Thursday, January 19, 2017

Tsamdro the grazing land. It means more than grass to me.

The Government has moved towards doing away with traditional rights to pasture land. The traditional rights has been interpreted as only grazing rights in the recent years. Likewise the sokshing rights has been interpreted as right to collect dry leaves or pine needles. In the absence of a strong independent  judiciary system, the civil authority of the day reserves the right to interpretation. 

This was not the traditional understanding and practice. Grazing rights came together with protecting water catchment area. This meant some others just cannot start felling trees in the pasture land. Water source is the fundamental requirement of pastureland. Today many water sources are drying up precisely because traditional check and balance has be removed and indiscriminate destruction of water catchment area has devastated catchment vegetation leading to water sources drying up.

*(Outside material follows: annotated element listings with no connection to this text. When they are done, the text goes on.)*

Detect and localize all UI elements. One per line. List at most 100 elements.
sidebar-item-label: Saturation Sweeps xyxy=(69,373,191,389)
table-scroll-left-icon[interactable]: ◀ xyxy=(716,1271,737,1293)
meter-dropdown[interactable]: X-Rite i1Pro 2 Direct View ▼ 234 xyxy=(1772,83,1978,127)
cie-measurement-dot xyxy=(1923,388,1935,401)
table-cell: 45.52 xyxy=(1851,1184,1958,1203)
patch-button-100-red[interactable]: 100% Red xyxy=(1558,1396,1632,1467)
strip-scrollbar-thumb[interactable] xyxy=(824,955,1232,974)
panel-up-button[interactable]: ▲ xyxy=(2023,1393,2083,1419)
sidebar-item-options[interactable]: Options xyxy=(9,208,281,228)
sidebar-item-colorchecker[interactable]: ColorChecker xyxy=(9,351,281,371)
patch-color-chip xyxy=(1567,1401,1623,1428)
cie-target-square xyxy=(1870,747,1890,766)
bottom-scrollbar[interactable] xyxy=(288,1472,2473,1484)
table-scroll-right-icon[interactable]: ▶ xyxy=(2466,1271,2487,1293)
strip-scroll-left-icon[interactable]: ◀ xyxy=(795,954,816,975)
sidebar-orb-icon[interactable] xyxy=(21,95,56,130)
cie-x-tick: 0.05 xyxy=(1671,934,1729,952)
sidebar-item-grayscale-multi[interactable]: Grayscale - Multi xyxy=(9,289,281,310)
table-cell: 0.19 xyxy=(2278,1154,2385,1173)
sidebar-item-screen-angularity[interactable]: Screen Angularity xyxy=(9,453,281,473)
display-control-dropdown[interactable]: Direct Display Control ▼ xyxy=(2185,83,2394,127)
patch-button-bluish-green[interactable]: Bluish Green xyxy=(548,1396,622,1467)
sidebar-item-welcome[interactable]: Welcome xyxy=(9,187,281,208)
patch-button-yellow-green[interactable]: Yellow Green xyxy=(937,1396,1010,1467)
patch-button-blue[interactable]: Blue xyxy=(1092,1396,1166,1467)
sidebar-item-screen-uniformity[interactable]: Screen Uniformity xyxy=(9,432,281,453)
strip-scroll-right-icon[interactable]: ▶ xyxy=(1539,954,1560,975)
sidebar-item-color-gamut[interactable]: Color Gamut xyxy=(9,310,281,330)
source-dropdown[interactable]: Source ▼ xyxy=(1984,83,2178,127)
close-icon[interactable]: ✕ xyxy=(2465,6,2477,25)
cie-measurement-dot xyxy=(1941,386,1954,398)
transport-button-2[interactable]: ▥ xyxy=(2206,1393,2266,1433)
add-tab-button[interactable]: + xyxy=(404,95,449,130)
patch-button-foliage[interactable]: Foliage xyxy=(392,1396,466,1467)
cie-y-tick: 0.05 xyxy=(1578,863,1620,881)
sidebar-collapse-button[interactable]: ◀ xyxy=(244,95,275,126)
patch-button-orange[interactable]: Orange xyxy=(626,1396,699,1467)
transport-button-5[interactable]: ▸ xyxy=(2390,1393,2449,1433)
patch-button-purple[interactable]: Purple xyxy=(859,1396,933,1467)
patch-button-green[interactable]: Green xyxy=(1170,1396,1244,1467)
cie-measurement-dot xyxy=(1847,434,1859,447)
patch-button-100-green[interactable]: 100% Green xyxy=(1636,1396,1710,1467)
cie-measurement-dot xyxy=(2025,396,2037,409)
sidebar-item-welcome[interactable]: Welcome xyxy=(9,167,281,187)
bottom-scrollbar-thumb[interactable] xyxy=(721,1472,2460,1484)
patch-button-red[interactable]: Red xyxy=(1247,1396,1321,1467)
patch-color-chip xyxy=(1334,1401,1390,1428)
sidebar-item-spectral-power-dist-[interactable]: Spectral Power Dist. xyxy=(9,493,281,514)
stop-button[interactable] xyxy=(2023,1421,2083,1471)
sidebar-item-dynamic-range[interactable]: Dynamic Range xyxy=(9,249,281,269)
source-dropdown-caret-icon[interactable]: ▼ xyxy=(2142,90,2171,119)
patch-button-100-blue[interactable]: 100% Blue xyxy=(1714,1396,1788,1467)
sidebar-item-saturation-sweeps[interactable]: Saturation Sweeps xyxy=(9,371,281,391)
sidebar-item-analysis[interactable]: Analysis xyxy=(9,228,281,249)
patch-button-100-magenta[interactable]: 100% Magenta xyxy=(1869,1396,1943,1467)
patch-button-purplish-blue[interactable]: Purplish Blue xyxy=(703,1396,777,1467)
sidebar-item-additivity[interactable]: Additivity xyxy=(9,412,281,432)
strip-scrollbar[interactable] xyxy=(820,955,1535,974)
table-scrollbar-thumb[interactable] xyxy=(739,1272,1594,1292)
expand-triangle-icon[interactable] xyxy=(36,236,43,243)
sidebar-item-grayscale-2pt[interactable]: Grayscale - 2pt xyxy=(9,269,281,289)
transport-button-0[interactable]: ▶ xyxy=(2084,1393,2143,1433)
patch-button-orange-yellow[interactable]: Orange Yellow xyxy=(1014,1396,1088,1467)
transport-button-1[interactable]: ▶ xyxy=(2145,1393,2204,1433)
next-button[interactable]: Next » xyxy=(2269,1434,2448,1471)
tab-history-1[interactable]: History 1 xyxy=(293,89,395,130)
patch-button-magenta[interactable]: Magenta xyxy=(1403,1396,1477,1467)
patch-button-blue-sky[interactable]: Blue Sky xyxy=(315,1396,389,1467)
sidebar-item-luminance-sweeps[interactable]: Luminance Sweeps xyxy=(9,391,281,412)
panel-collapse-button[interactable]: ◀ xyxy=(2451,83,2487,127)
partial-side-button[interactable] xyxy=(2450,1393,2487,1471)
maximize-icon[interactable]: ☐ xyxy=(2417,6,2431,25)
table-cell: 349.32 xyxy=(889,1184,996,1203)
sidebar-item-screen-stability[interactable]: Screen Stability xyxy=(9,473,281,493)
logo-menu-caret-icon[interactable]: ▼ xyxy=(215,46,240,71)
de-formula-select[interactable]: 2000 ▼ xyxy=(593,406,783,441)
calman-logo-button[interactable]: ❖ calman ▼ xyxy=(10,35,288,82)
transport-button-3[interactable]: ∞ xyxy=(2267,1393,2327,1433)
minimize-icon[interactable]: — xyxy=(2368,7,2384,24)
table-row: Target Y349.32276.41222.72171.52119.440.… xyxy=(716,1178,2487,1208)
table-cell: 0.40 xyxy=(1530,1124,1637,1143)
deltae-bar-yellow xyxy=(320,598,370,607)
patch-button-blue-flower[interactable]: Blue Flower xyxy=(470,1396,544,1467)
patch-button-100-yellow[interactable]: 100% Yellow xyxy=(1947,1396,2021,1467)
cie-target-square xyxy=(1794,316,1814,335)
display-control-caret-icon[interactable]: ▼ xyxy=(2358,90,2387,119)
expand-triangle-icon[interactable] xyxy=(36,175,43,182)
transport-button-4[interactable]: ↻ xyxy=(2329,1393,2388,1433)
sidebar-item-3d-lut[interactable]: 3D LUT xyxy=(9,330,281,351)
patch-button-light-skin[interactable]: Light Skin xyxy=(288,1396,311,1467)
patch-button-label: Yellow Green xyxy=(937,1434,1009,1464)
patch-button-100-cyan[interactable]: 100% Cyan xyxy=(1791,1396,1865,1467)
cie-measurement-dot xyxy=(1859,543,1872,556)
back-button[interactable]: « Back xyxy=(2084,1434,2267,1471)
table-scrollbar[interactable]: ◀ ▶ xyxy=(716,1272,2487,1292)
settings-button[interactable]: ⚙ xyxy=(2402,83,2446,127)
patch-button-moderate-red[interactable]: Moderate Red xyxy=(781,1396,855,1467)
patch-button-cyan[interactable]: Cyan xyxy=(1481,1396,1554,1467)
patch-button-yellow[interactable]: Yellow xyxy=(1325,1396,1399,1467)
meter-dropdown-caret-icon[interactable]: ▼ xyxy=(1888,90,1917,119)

In case of sokshing, it is the same situation. Traditionally,  the thram holders looked after the sokshing and ensured healthy growth of trees. There cannot be indiscriminate felling of trees. Even the sokshing thram holder required permission to fell trees for self house  constructions or repairs. If sokshing right is removed then surely the natural forest will gradually get destroyed.

My family has a traditional grazing land. It's a beautiful highland on the ridges of hills that separate the Valleys of Haa and Paro. We are under pressure from powerful forces who wants to turn it into tourist camps.

My beloved mother died there in the cowshed herding the cows. The land means more than just grass to my family. 

It  is precious not just for grazing but for the sacrifice the ancestors made to keep it. Even in modern times during the early 1940s, whilst many families from my village Wangcha sold their grazing rights to the family of  Prime Minister Jigme Dorji, my grandfather kept his. The then Haa Drung remarked, " Ap Fuchu, I am told you have no yaks so why not sell ". My grandpa Fuchu humbly  submitted, " I have children Dasho ". The great far sighted personality who later became the Prime Minister of Bhutan immediately understood what need not have been said in words. My family was going nowhere and we will always have descendants and no present generation can do away with the source of future family sustainence. 

Today,  I am faced with the same dilemma. The Dzongkhag Administration in Haa has called upon my family along with others to accept Government compensation of the grazing lands and if we want to use it, then lease the same. I want to thank the Royal Government for granting my family the priority in leasing what was ours for so many centuries. I fully respect the demands of changing Times and Laws of the Land. I am humbly and dutifully prepared to be a lessor from the position of thram holder.

I have asked my family in Haa not to accept the compensation but to take on lease the grazing land and pay for it. It would be an unforgivable sin to sell even to the Government  what my ancestors so preciously held on. I am unable to accept a price for my mother's spirit and the sacrifice of my ancestors. Something tears up  within me when I think of parting with the land that I have walked over so many times and know it like the palm of my hand  But if it is taken away by a Government degree,  I am sure my law abiding ancestors, too, would  understand my position. Its like death taking away your heart beloved. One must come to terms with reality of life and living. I suppose that  there cannot be shame or breach of ancestral trust in  surrendering  what I cannot keep by law. And I am willingly to take on lease the very same grazing land if granted the choice.

The younger generations of my family may never fully comprehend my ways and my beliefs. At times even my ancestors did not understand me when I was a growing up youngster. I have gone through so many weathers of life and living.  And I survived because I never ever compromised my faith and love for my family and my nation. I do not expect others to be swayed by my thoughts but let me remain true to Bhutan and my family in my own ways. 

I will always be a true Bhutanese national through and through but as a responsible citizen and subject of the Wangchuck Dynasty, I will voice out my trepidations in the hope that we become a better nation and better Bhutanese.